Contests that were parsed from the file but not recognized in the dictionary will be listed in a .warnings
file, e.g.:
CandidateContests (found with munger my_Georgia_test) not found in dictionary.txt :
US Senate (Perdue)
US Senate (Loeffler) - Special
Statewide Referendum A
State Senate District 39 - Special Democratic Primary
State Senate Dist 9/Senador Estatal Dist 9
You may very well choose to omit certain contests (such as Statewide Referendum A and the Special Democratic Primary). For the other contests, you will need to make an entry in dictionary.txt
-- and maybe CandidateContest.txt
and Office.txt
as well.
* 'State Senate Dist 9/Senador Estatal Dist 9': if you see this after following the instructions in this sample session, the corresponding Office and CandidateContest 'GA Senate District 9' should already exist, so simply add another line to the dictionary.txt
file: CandidateContest GA Senate District 9 State Senate Dist 9/Senador Estatal Dist 9
. (It may save time to add this version of all the GA Senate districts at this point.)

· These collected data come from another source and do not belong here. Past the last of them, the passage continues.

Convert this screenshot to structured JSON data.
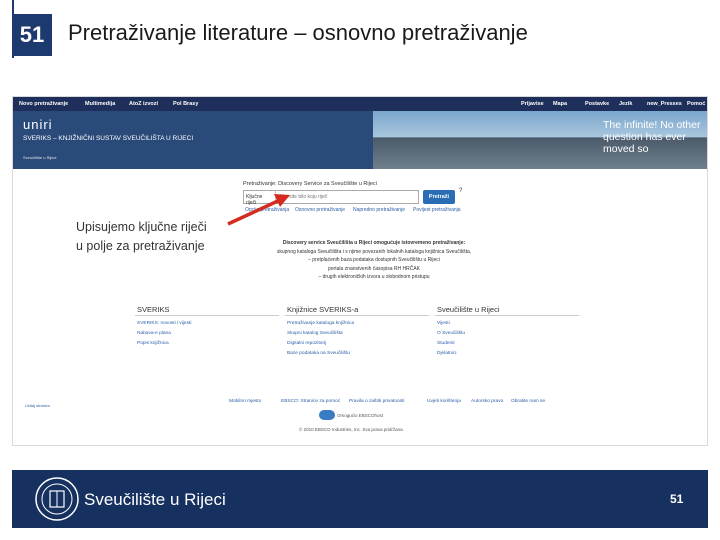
{
  "slide": {
    "number": "51",
    "title": "Pretraživanje literature – osnovno pretraživanje",
    "page_number": "51",
    "footer_title": "Sveučilište u Rijeci"
  },
  "topnav": {
    "items": [
      "Novo pretraživanje",
      "Multimedija",
      "AtoZ izvozi",
      "Pol Brasy"
    ],
    "right_items": [
      "Prijavise",
      "Mapa",
      "Postavke",
      "Jezik",
      "new_Presses",
      "Pomoć"
    ]
  },
  "banner": {
    "logo": "uniri",
    "title": "SVERIKS – KNJIŽNIČNI SUSTAV SVEUČILIŠTA U RIJECI",
    "small": "Sveučilište u Rijeci",
    "slogan": "The infinite! No other question has ever moved so"
  },
  "search": {
    "label": "Pretraživanje: Discovery Service za Sveučilište u Rijeci",
    "field_select": "Ključne riječi",
    "placeholder": "Unesite bilo koju riječ",
    "button": "Pretraži",
    "help": "?",
    "options": [
      "Opcije pretraživanja",
      "Osnovno pretraživanje",
      "Napredno pretraživanje",
      "Povijest pretraživanja"
    ]
  },
  "description": {
    "lines": [
      "Discovery service Sveučilišta u Rijeci omogućuje istovremeno pretraživanje:",
      "skupnog kataloga Sveučilišta i s njime povezanih lokalnih kataloga knjižnica Sveučilišta,",
      "– pretplaćenih baza podataka dostupnih Sveučilištu u Rijeci",
      "portala znanstvenih časopisa RH HRČAK",
      "– drugih elektroničkih izvora u slobodnom pristupu"
    ]
  },
  "columns": [
    {
      "title": "SVERIKS",
      "links": [
        "SVERIKS: novosti i vijesti",
        "Nabava-e plana",
        "Popis knjižnica"
      ]
    },
    {
      "title": "Knjižnice SVERIKS-a",
      "links": [
        "Pretraživanje kataloga knjižnica",
        "Skupni katalog Sveučilišta",
        "Digitalni repozitorij",
        "Baze podataka na Sveučilištu"
      ]
    },
    {
      "title": "Sveučilište u Rijeci",
      "links": [
        "Vijesti",
        "O Sveučilištu",
        "Studenti",
        "Djelatnici"
      ]
    }
  ],
  "footer": {
    "links": [
      "Mobilno mjesto",
      "EBSCO: Stranice za pomoć",
      "Pravila o zaštiti privatnosti",
      "Uvjeti korištenja",
      "Autorsko pravo",
      "Obratite nam se"
    ],
    "powered": "Omogućio EBSCOhost",
    "copyright": "© 2010 EBSCO Industries, Inc. Sva prava pridržana.",
    "left_small": "Učitaj stranicu"
  },
  "annotation": {
    "line1": "Upisujemo ključne riječi",
    "line2": "u polje za pretraživanje"
  },
  "colors": {
    "navy": "#16305f",
    "accent_blue": "#2b6db5",
    "arrow_red": "#d42b1e"
  }
}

* 'US Senate (Perdue)' and 'US Senate (Loeffler) - Special': Be sure to disambiguate these, either by creating two separate Offices and corresponding CandidateContests for the two US Senate positions, or by creating two separate CandidateContests corresponding to the single office 'US Senate GA'. We choose the latter, adding a row to CandidateContest.txt
(US Senate GA (partial term) 1 US Senate GA
) and two rows to dictionary.txt
:
CandidateContest US Senate GA (partial term) US Senate (Loeffler) - Special
CandidateContest GA Attorney General GA Attorney General
Candidates not found in the dictionary will be listed in a .warnings
file. Copy and paste these names into the Candidate.txt
file as a single BallotName column:
BallotName
Zulma Lopez
Zachary Perry
Yasmin Neal
and add corresponding rows to dictionary.txt
:
Candidate Zulma Lopez Zulma Lopez
Candidate Zachary Perry Zachary Perry
Candidate Yasmin Neal Yasmin Neal
You are free to choose another convention for the candidate names in the database, as long as you specify the mapping in the dictionary. E.g., you could instead have
BallotName
Lopez, Zulma
Perry, Zachary
Neal, Yasmin
if your dictionary has
Candidate Lopez, Zulma Zulma Lopez
Candidate Perry, Zachary Zachary Perry
Candidate Neal, Yasmin Yasmin Neal
Parties not recognized will also be listed in the .warnings
file, e.g.:
Rep
Lib
Ind
Grn
Dem
All these should be mapped in dictionary.txt
Party Republican Party Rep
Party Libertarian Party Lib
Party Independent Party Ind
Party Green Party Grn
Party Democratic Party Dem
to your chosen internal database names which should be in the name column of Party.txt
:
Name
Democratic Party
Republican Party
Libertarian Party
Green Party
Independent Party
Note: Some of the routines in the analyze
submodule assume that every party name ends with ' Party'.